How More Brands Are Reacting to Increased Online Competition

Marketplaces are starting to lose appeal for independent merchants

While a gap in ecommerce adoption between retailers and brand manufacturers used to be quite prevalent, it’s now common practice for brands to sell online, a trend that will continue to increase in 2019.

According to a newly released study by Profitero and Kantar Consulting, more brands rate themselves as advanced or expert in ecommerce this year (57%) than in 2017 (45%). Additionally, 76% of brands expect to increase their ecommerce expenditures next year with the theme for investing being data and analytics; 73% project spending at least a portion of their budgets on this area.

What's driving these increases? Amazon, in part, and the ever-present competitive landscape. The biggest challenge cited was pricing and profitability (55%), followed by measuring ecommerce as a channel (51%) and attributing the online influence in offline sales (45%), which speaks to the investments in data and analytics.

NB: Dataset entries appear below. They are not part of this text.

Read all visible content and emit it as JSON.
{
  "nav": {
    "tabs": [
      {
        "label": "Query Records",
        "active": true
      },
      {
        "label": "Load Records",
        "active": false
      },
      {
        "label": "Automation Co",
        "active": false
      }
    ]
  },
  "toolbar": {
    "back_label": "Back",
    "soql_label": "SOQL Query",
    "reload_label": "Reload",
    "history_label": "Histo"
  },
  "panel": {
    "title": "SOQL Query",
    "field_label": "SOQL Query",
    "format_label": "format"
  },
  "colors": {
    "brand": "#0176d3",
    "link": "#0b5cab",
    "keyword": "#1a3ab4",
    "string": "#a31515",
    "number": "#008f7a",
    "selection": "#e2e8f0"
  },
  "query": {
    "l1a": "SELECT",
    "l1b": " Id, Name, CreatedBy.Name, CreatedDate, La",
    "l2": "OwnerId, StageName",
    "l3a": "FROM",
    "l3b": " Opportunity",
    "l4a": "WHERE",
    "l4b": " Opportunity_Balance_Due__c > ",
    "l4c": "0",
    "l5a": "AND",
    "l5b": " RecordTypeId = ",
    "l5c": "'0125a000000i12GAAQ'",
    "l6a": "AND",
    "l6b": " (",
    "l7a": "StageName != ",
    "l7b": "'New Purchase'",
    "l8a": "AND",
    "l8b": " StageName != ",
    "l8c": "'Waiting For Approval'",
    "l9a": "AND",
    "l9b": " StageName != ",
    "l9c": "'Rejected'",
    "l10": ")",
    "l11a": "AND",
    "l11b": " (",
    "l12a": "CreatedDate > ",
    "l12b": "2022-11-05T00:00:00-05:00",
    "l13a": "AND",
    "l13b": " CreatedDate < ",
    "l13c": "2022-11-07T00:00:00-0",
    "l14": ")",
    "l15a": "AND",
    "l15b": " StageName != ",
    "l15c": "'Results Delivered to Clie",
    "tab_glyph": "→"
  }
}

Currently, larger brands (>$500 million in sales annually) are going it alone more than smaller brands. Nearly three-fourths (72%) of larger brands sell primarily through their own ecommerce platform compared to 49% of smaller brands, which also sell through third-party marketplaces (20%) and a mix of the two (31%). But for both business sizes, there is a shift toward a hybrid approach. Seventeen percent of smaller brands plan to sell through third-parties in 2019 while 57% are evaluating it, and 14% of larger brands have third-party selling plans while 41% are thinking about it. 

Increasingly, online marketplaces are being viewed as an additional sales channel, though cannibalizing sales and losing the customer relationship are still concerns. Amazon partnerships have become more attractive to big brands like Nike that once shunned them. According to analysis by Coresight Research, between February and September 2018, third-party sales of Nike goods decreased 46% as Nike began selling directly on Amazon. 

Retailers--especially smaller merchants--are also following suit. A November 2018 eMarketer forecast shows that companies beyond the largest 10 will see a sales decline of roughly 3.8% this year, but those sales are being captured by Amazon Marketplace

At the same time, though, Amazon has been starting to alienate smaller brands. Recode recently reported that independent merchants are being shut out of the Marketplace and being forced to sell their goods to Amazon at wholesale prices as part of an impending initiative called One Vendor. 

Brands will continue adopting ecommerce, though questions remain for smaller manufacturers whether first-party or third-party sales will make more sense in the future.